Kış aylarında kalp hastalıklarının arttığını belirten kardiyoloji Uzmanı Doç. Dr. Sabahattin Gündüz, Kış aylarında kalp krizi riskinin artmasının en büyük sebebi, soğuk havalarda oluşan çevresel atardamarlardaki süreksiz büzüşme halidir.
Bu büzüşme hali kalbin iş yükünün artmasına sebebiyet verir. Kalbin iş yükü artınca da kalp zorlanır. Zorlandıkça daha çok çalışmaya başlar. Bir de altta koroner bir darlık varsa göğüs ağrısı üzere kasvetler ortaya çıkabilir diye konuştu.
İnce ve kat kat kıyafetler giymeliyiz
Kış aylarında kanda pıhtılaşma faktörlerinin de arttığını ve kapalı ortamlarda vakit geçirildiğinden teneffüs yolu enfeksiyonlarının da arttığını söyleyen Kardiyoloji Uzmanı Doç. Dr. Sabahattin Gündüz, “Kanda oluşan pıhtılaşma kalp krizi ve felç üzere riskleri de beraberinde getiriyor.
Kışın dışarıda yürürken çok fazla efor sarf ediyoruz. Bu ağır efora hazırlıklı olmayan beden, kalbi düşünceye sokabilir. Bu nedenle kış aylarında sıhhatimiz için soğuktan korunmak büyük değer arz ediyor.
Soğuktan korunurken de yapılması gerekenler var. Soğuktan korunmak için kalın kıyafetler giymektense ince ve kat kat kıyafetler giymeliyiz.
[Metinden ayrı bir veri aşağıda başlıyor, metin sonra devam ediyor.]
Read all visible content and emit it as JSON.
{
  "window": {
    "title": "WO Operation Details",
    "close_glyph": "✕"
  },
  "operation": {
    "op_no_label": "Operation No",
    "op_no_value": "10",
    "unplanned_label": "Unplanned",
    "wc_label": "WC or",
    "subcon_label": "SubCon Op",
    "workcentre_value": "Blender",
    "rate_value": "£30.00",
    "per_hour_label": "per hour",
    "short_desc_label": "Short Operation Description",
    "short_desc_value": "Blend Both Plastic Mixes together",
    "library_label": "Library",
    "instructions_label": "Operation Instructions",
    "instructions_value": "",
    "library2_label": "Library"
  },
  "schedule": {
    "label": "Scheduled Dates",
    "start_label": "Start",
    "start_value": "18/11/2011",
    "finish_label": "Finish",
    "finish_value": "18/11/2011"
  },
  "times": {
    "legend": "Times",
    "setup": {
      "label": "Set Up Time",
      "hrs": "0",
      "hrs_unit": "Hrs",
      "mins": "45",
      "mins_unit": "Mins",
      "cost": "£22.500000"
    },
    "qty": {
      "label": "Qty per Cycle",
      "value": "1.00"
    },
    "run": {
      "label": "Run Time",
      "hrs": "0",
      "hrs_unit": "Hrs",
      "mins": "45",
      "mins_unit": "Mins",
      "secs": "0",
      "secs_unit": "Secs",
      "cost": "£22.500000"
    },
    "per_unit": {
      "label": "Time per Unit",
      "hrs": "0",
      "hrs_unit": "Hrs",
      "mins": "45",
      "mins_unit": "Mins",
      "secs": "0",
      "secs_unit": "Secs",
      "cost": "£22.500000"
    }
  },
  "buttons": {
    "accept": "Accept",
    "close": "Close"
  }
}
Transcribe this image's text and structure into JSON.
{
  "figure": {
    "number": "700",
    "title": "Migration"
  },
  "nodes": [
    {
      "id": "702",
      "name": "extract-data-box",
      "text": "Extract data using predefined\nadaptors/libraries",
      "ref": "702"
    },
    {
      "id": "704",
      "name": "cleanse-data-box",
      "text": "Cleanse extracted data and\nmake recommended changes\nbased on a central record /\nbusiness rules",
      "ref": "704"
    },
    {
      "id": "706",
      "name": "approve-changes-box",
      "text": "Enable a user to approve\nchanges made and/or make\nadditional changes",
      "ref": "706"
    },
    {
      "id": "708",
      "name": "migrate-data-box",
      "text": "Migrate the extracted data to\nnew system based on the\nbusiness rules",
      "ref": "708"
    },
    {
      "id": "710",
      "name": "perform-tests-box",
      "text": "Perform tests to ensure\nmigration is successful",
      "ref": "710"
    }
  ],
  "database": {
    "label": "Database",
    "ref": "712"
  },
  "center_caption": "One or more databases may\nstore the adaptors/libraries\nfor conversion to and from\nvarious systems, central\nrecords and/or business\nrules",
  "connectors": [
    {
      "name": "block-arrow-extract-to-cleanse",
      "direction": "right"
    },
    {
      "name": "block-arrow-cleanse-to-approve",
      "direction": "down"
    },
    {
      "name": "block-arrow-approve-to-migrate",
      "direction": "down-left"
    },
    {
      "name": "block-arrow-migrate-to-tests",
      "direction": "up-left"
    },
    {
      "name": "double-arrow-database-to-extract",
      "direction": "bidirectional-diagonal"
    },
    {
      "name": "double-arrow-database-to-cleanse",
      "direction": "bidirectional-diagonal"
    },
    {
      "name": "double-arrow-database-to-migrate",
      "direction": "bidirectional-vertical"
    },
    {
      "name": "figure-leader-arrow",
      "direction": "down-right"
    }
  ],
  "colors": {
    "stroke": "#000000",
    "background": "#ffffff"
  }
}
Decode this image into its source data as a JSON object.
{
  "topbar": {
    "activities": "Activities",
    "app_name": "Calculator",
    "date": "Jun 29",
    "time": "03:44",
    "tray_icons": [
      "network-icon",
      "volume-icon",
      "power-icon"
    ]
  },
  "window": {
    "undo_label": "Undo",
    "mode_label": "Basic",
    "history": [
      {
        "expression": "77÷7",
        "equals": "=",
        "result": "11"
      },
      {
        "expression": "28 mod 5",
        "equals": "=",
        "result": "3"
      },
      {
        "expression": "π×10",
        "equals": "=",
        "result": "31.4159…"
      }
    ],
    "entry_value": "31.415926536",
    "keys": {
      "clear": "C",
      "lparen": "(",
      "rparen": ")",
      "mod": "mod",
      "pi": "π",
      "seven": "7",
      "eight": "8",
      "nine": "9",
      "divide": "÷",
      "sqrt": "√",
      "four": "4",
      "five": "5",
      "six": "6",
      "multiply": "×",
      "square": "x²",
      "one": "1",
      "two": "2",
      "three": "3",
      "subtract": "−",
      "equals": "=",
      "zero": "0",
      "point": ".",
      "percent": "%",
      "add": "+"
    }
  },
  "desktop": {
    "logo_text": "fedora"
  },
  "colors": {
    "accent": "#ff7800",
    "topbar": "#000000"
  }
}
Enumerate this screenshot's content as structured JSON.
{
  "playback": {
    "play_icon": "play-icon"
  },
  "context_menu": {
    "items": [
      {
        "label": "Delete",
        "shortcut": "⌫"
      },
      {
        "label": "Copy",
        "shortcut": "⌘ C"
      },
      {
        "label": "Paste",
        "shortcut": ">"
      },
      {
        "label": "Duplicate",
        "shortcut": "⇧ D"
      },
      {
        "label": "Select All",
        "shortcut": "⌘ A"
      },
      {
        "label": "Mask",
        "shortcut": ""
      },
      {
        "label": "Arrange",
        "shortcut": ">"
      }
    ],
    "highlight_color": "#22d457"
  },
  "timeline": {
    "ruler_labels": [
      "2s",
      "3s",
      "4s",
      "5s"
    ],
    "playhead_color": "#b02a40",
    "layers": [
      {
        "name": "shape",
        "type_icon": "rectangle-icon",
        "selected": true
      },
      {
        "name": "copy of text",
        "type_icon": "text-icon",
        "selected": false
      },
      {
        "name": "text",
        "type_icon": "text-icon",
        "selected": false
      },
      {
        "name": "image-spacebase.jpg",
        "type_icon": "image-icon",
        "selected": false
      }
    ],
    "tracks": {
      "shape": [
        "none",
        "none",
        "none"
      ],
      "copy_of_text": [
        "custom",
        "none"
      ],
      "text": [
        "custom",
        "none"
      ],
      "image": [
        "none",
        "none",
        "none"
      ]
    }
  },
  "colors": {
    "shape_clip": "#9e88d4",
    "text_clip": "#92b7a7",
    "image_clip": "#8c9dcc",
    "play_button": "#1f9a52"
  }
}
Bu formda giyinmenin emeli, kat kat kıyafetler ortasında kalan havanın bir nevi yalıtım tesiri yaratarak beden sıcaklığımızın düşmesini engellemesidir” tabirlerini kullandı.
Şuurda bulanma, hareketlerde yavaşlama ve istikrar kaybı yaşanabilir
Doç. Dr. Gündüz, kelamlarına şu biçimde devam etti: Bu süreçte beden sıcaklığının düşmesi kıymetli bir bahis.
Beden sıcaklığının 35 derecenin altına inmesi Hipotermi olarak isimlendirilir ve vefata kadar gidebilen külfetlerin yaşanabileceğini gösterir.
Beden sıcaklığının düşmesi en çok hudut sistemini tesirler. Şuurda bulanma, hareketlerde yavaşlama, istikrar kaybı üzere birtakım problemler ortaya çıkabilir. Bilhassa yaşlılar ve çocuklar kendilerini iyi söz edemediği için beden sıcaklığındaki düşüşü hissetmeyebilir.
Bu sebepten ötürü etrafımızdaki insanları soğuktan korumak için ince ve kat kat kıyafetler giymelerini önermeliyiz.
Kış aylarında meskende öğün atlamadan beslenmenin kıymetli olduğunu söyleyen Doç. Dr. Gündüz, “Kış aylarında bulunduğumuz ortamı 18 derecenin altında olmayacak formda tutmaya çalışmalıyız.
Bulunduğumuz ortamın ısınma sorunu varsa battaniye üzere sıcak tutacak tedbirler almalıyız. Gün içerisinde dışarı çıkacaksak çok süratli ve ani hareket etmekten kaçınmalıyız.
Şayet gün içerisinde yürüyüş yapmak istiyorsak mümkün olduğunu kadar güneşli saatleri tercih etmeliyiz.
Mesken üretimi sıcak çorba ve bitki çayı tüketmeliyiz
Kış aylarında meskende bedenimizin sıcaklığını koruyacak beslenme formlarına de ehemmiyet vermeliyiz öğün atlamamalı ve kâfi ve istikrarlı kalori alımını korumalıyız.
Sıvı besin tüketmeye de çok dikkat etmeliyiz. Mesela konut üretimi sıcak çorba ve bitki çayları tüketmeliyiz dedi.